— И про лабораторию, где гонят самогон, о которой вы спрашиваете, я тоже ничего не знаю.
И, гордый, уверенный в безнаказанности, он важно прошествовал дальше, добавив:
— И вообще, я вас всех не знаю!
Монета долго в глубокой задумчивости смотрел ему вслед, а потом выкрикнул:
— А мне наплевать! Я уж чистосердечно письменно признался!
Первым почувствовал, что горит, Кеша Баобабник. Как только Бобылев исчез куда-то, он понял, что дело плохо. У Кеши всегда было обостренное чувство опасности. Быстро собрав имеющуюся в доме наличность и кое-что из вещичек малого габарита, но большой ценности, он направил свои стопы вон из сразу опыстылевшего Калачевска. При этом захватил с собой любовницу, оставив на произвол судьбы жену. Он спешил к утреннему поезду, когда ему повстречался еще ничего не подозревавший Бильялов.
Баобабник считался начальником Олега Борисовича, а отношение к начальству у него всегда было особенно теплое. Увидев Баобабника, Олег Борисович прижимал левую руку к груди, а правую еще издали тянул к ручке начальника. При этом его тумбообразная фигура почтительно сгибалась в поклоне.
И в этот раз он остался верен своим чувствам.
— Как ваше здоровьичко? — певуче спрашивал он. — Как настроение? Как деточки?

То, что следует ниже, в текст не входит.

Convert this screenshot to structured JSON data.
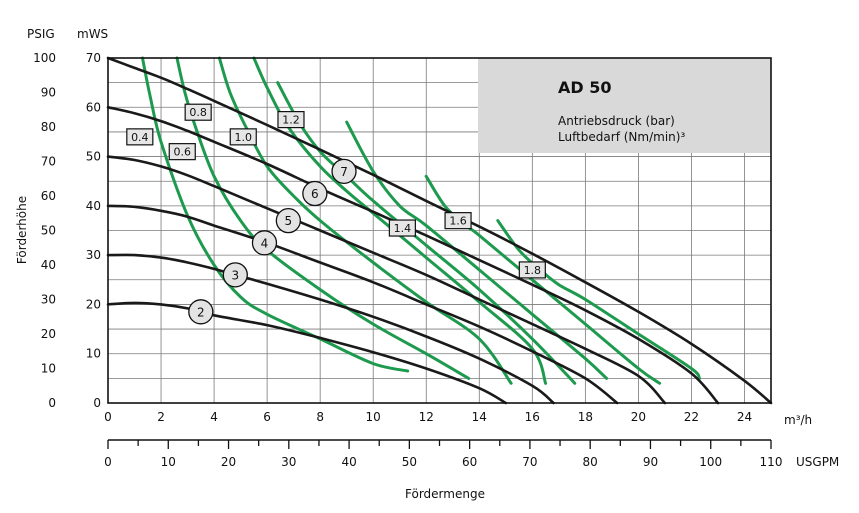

Но товарищ Баобабник, всегда такой корректный, повел себя крайне странно. Он резко сказал Бильялову: «Иди ты… Идиот!» Схватил какую-то девчонку за руку и рванул к вокзалу.
Олег Борисович долго смотрел ему вслед. А потом до него дошла странная фраза Монеты насчет чистосердечного признания. И тогда он начал кое-что соображать. И, вконец обеспокоенный, кинулся к Кляузевицу, хотя этого делать ему не следовало.
Заглянув в дом Кляузевица, он с ужасом увидел, что тот лежит, уже холодный, лицом в куче золотых монет и цепочек. А в углу комнаты сидят понятые…
Тараканы, чувствуя, что изба должна сгореть, бегут, каждый как может.
Бильялов после всех событий все-таки забрал из института документы и в тот же день устроился заведующим музеем. В полутемной комнатушке музея в самодельных рамках висели репродукции из старых журналов, а в углу на отдельном столике стояла банка с заспиртованной лягушкой. Впрочем, спирт из банки был давно выпит и заменен водой.
В тот же день Бильялов встречал первого посетителя:
— Наш историко-художественный краеведческий музей призван развивать чувство прекрасного у людей как школьного, так и послешкольного возраста. Обратите сюда ваш взор…
Олег Борисович бы уверен, что надежно укрылся, что стеклянная банка с распотрошенной лягушкой — хороший щит, и был доволен собой.
Тараканы…
ГЛАВА 15
КРАХ
Людовик Аванесович Монета страшно разочаровался в человечестве после разговора с Бильяловым, а кроме того, он испытывал нечто похожее на угрызения совести. Ведь в своем рукописном труде он ничего не утаил из деяний шефа и всей его компании. Это походило на предательство, хотя он понимал, что Егор Гаврилович, если случится, тоже не пожалеет его, Монету. Людовик испытывал острое желание выпить.
Он вышел на главную улицу Калачевска. Дядя Сако удивился, увидев Монету, свободно разгуливающего по городу:
— Э, дарагой, ты еще на свободе?
— А где же мне быть? — храбрился Монета.
— Разве, дарагой, ты ничего не знаешь?
То, что услышал Монета от дяди Сако, привело его в ужас. Все было разрушено, исковеркано, сметено, как ураганом, носящим нежное женское имя Флора. Прикрыли лжеартель «Юный инвалид» и начали следствие. Рухнул горделивый Институт кибернетики, родственное артели предприятие. Ищут Кешу Баобабника, ищут Бобылева, без почестей похоронили Кляузевица, забрали директора музея Бильялова. Не ищут только почему-то самого Монету.
— Я никому, никому не желаю зла, — пылко уверял дядя Сако, — но за мою работу надо платить, а этот паразит ни разу мне не платил. Обидно мне или нет, а?
Авторитетная комиссия из ученых, на этот раз настоящих, отказалась признать работу института хоть в какой-то степени научной.
— Вы еще пригласите нас проверять постановку научной работы в предбаннике! — оскорбленно говорили светила науки. Все рухнуло, все погибло. Людовик Аванесович застонал и, не дослушав дядю Сако, направился в заветный уголок: «Пойду, выпью последний раз. Там уже не придется».